Comprehensive Guide to the Singleton Pattern in Java: Implementations, Pitfalls, and the Secure Enum Solution

Singleton is one of the simplest and most fundamental design patterns, yet its correct implementation in Java involves many subtle details that can affect thread safety and security.

Eager (Hungry) Singleton

The eager singleton creates the instance when the class is loaded, guaranteeing thread safety without synchronization.

public class SingletonHungry {
    private static SingletonHungry instance = new SingletonHungry();
    private SingletonHungry() {}
    private static SingletonHungry getInstance() {
        return instance;
    }
}

Test code runs multiple threads that call SingletonHungry.getInstance() and prints the same instance each time. The advantage is simplicity and thread safety; the drawback is that the instance is created even if never used, wasting memory.

Lazy Singleton

The lazy version delays instance creation until it is first requested, but the naïve implementation is not thread‑safe.

public class SingletonLazy {
    private static SingletonLazy instance = null;
    private SingletonLazy() {}
    public static SingletonLazy getInstance() {
        if (instance == null) {
            return new SingletonLazy();
        }
        return instance;
    }
}

Running the same multithreaded test shows different objects being created, confirming the lack of thread safety.

Double‑Checked Locking (DCL)

DCL attempts to combine lazy initialization with thread safety by checking the instance twice, once before acquiring a lock and once inside the synchronized block.

public class SingleTonDcl {
    private static SingleTonDcl instance = null;
    private SingleTonDcl() {}
    public static SingleTonDcl getInstance() {
        if (instance == null) {
            synchronized (SingleTonDcl.class) {
                if (instance == null) {
                    instance = new SingleTonDcl();
                }
            }
        }
        return instance;
    }
}

Although it appears correct, the JVM may reorder the three steps of object creation (memory allocation, instance initialization, reference assignment), leading to a partially constructed object being visible to other threads. Adding volatile to the instance field prevents this reordering.
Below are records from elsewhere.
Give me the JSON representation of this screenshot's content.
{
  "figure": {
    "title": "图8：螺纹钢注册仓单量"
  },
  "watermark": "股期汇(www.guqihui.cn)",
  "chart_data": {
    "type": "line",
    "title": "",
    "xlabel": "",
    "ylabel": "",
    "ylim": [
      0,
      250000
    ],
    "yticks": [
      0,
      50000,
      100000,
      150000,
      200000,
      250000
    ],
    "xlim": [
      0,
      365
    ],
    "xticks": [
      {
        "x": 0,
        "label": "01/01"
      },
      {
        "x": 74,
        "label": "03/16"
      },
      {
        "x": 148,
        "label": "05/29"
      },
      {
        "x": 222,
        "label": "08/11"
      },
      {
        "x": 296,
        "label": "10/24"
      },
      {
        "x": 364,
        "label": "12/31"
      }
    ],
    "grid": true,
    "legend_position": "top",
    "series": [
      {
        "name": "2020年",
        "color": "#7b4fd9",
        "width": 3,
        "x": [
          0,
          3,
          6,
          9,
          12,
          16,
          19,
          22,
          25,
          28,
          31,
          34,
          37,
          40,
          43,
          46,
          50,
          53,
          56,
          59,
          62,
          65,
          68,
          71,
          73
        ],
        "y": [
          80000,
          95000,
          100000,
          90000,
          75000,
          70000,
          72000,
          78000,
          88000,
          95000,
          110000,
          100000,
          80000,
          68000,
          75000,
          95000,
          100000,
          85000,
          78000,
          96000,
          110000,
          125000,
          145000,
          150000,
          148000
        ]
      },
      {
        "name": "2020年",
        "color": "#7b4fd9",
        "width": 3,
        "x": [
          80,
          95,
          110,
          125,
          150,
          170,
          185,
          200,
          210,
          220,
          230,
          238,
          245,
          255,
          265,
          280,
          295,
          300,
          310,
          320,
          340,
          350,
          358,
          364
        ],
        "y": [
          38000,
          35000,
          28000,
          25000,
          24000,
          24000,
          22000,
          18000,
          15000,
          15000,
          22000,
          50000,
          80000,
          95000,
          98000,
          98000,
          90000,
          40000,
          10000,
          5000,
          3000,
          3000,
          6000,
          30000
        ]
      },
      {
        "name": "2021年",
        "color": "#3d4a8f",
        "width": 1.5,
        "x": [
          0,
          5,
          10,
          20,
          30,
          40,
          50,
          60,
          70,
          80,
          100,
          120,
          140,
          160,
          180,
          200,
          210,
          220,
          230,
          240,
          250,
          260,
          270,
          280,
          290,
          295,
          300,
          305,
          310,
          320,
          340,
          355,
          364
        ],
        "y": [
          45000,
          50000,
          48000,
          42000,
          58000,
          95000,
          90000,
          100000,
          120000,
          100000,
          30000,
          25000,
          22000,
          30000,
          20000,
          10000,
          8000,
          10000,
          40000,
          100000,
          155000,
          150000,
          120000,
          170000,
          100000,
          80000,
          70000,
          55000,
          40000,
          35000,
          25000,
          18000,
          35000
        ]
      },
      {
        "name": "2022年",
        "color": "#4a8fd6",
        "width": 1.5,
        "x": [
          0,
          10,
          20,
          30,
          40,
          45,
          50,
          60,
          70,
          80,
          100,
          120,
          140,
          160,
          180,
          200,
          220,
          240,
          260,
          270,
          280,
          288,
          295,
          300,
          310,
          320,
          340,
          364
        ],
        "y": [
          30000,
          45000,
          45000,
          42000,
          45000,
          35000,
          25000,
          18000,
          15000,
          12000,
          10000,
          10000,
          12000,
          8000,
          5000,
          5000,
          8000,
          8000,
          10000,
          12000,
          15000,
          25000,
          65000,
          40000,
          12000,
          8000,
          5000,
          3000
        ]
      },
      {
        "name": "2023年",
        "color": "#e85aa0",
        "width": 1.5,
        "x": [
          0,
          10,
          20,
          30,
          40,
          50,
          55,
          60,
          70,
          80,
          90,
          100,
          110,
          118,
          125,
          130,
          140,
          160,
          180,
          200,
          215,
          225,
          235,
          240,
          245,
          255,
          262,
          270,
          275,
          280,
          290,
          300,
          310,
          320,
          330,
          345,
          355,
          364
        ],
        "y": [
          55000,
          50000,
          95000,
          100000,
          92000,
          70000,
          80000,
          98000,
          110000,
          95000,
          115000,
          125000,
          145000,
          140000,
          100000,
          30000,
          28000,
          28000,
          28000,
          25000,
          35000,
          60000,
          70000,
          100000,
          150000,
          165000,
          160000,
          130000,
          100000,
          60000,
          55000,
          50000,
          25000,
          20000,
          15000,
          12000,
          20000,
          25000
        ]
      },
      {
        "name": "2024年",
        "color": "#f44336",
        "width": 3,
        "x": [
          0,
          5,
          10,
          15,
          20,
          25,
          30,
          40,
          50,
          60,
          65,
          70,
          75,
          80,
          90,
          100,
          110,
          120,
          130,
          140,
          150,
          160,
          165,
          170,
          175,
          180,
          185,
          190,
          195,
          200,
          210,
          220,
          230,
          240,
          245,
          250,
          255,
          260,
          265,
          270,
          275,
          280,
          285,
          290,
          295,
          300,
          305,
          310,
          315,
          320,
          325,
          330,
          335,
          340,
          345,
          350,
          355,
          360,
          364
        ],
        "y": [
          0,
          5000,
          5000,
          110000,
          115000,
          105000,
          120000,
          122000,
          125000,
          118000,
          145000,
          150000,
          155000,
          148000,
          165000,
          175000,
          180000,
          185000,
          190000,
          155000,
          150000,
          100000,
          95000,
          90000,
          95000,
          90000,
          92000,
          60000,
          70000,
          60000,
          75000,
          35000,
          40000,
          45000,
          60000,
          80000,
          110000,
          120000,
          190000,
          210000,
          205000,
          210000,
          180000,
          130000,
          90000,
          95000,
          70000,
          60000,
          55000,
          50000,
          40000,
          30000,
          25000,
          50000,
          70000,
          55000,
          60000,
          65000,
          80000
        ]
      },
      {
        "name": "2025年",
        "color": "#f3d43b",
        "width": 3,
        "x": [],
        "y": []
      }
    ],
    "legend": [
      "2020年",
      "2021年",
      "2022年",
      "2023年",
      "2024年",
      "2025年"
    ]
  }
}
Static Inner Class Singleton

This technique leverages the class‑loading mechanism: the inner static class holds the instance, which is created only when the outer class’s getInstance() method is invoked.

public class SingleTonStaticInnerClass {
    private SingleTonStaticInnerClass() {}
    private static class HandlerInstance {
        private static SingleTonStaticInnerClass instance = new SingleTonStaticInnerClass();
    }
    public static SingleTonStaticInnerClass getInstance() {
        return HandlerInstance.instance;
    }
}

It provides lazy initialization without synchronization overhead and works across JDK versions, but it is still vulnerable to reflection attacks.

Unsafe Singletons: Reflection & Serialization Attacks

Even well‑written singletons can be broken via reflection by accessing private constructors, or via serialization by deserializing a previously written object, which creates a new instance.

// Reflection attack on DCL
Class<SingleTonDcl> clazz = SingleTonDcl.class;
Constructor<SingleTonDcl> ctor = clazz.getDeclaredConstructor();
ctor.setAccessible(true);
SingleTonDcl reflected = ctor.newInstance();
SingleTonDcl normal = SingleTonDcl.getInstance();
System.out.println(reflected);
System.out.println(normal);

Similarly, serializing SingletonHungry and then deserializing produces a distinct object unless readResolve() is overridden to return the original instance.

Enum‑Based Singleton (Truly Safe)

Using an enum guarantees a single instance, protects against reflection, serialization, and cloning.

public enum SingleTonEnum {
    /** instance */
    INSTANCE;
    public void doSomething() {
        System.out.println("doSomething");
    }
}

Attempting to create an enum instance via reflection throws Cannot reflectively create enum objects, confirming its robustness.

Conclusion

The article summarizes various singleton implementations, highlights common pitfalls such as thread‑safety issues, reflection, and serialization attacks, and recommends the enum approach as the only truly safe singleton pattern in Java.